They copied about 4 of my best ranked pages.

         

ferfer

9:43 pm on Mar 21, 2004 (gmt 0)

10+ Year Member



About 2 years later from uploading some pages, I realized that those pages were not attracting SE traffic anymore, I test in google to search for some kw combinations that used to trigger my pages in good positions...

I found the the same pages of mine, with the same tittle, but in a HUGE commercial site domain, it seems that they hired a SEO that copied pages from well ranked sites and posted them in their site, now I am very upset with google, because My pages were 2 years before in a site with about 100 real inbound links from sites and indexes like dmoz, the thief is in a HUGE domain with a very important commercial reputation and more pagerank than mine, but that is all to flag their pages as ORIGINAL and mines as COPIES? in the current searches they are at top and my domain is gone, for pages not copied by them I am ranked as usual!

So what's going on? if a site with more pagerank than other copies pages from little sites It get the ranking and drop the original page from Google?!?

I am very dissapointed with Google algo for duplicate pages, this is opening the path for big content thieves!

asinah

8:34 am on Mar 22, 2004 (gmt 0)

10+ Year Member



I faced the same problem but I reported the websites that did it with me. As far as I saw last week their domain was removed from the G index.

Get in contact with google I would suggest.

geebee2

2:09 pm on Mar 22, 2004 (gmt 0)

10+ Year Member



May not be practical, but can you not sue said site for breach of copyright?

cyberprosper

2:11 pm on Mar 22, 2004 (gmt 0)

10+ Year Member



Yeah, if they are big, sue them. It will be worth money.
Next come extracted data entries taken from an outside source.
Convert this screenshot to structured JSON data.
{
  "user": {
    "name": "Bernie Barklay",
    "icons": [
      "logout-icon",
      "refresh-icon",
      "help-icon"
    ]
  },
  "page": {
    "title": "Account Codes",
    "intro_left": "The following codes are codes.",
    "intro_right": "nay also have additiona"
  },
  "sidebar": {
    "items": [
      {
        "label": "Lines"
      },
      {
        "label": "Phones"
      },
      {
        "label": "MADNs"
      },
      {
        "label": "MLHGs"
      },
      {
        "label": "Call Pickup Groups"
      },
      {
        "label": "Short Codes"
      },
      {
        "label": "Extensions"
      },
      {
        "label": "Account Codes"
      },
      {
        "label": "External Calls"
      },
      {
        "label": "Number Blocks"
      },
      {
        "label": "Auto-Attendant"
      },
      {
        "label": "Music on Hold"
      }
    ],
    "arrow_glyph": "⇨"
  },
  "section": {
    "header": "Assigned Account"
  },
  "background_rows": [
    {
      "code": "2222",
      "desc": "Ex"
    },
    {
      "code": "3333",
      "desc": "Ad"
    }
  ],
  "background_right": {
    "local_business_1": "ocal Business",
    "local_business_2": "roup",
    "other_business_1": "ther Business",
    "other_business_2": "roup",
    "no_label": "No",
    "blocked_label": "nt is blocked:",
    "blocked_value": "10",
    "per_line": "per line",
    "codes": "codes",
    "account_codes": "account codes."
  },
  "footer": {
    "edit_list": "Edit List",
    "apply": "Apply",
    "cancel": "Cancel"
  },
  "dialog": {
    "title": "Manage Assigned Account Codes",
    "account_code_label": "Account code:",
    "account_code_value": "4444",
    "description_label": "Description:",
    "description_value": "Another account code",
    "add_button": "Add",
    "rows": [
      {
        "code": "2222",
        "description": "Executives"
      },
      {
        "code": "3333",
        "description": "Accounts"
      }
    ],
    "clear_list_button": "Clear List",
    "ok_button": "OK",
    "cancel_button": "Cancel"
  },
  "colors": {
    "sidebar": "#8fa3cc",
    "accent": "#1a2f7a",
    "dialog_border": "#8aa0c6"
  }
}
DMCA letters to web hosts work very well to get sites taken down quickly.

IITian

2:35 pm on Mar 22, 2004 (gmt 0)

10+ Year Member



It is likely that the company didn't know. Write a polite letter to their legal dept. possibly showing them some proof (eg point to www.archive.org's version of the page in question) and ask them to remove the material within a week or so.

idoc

2:37 pm on Mar 22, 2004 (gmt 0)

10+ Year Member



I have been seeing more of this too. I always saw the small time home operators that steal content and point it at affiliate tracking URL's. Now too it looks like large companies with high PR and endless ad budgets are doing this. I don't see affiliate tracking in the URL's unless they are doing it completely server side from the referring domain URL or something. They are cloaking the pages, but are leaving tracks in serps of pages indexed by google. I don't know if they have more lawyers than sense or what their problems are. My question is does google have a specific form or preferred method to report this? They don't evidently care about the cloaked pages because the top serps are full of them.

As far as legal recourse... of course copyright belongs to the owner of the material. Which in all practicality means nothing once you get into the legal system. File against the behemoth in your local county, watch it get removed to federal court and suddenly you are spending $400 an hour to be "right" and the behemoth is getting their moneys worth from their legal department.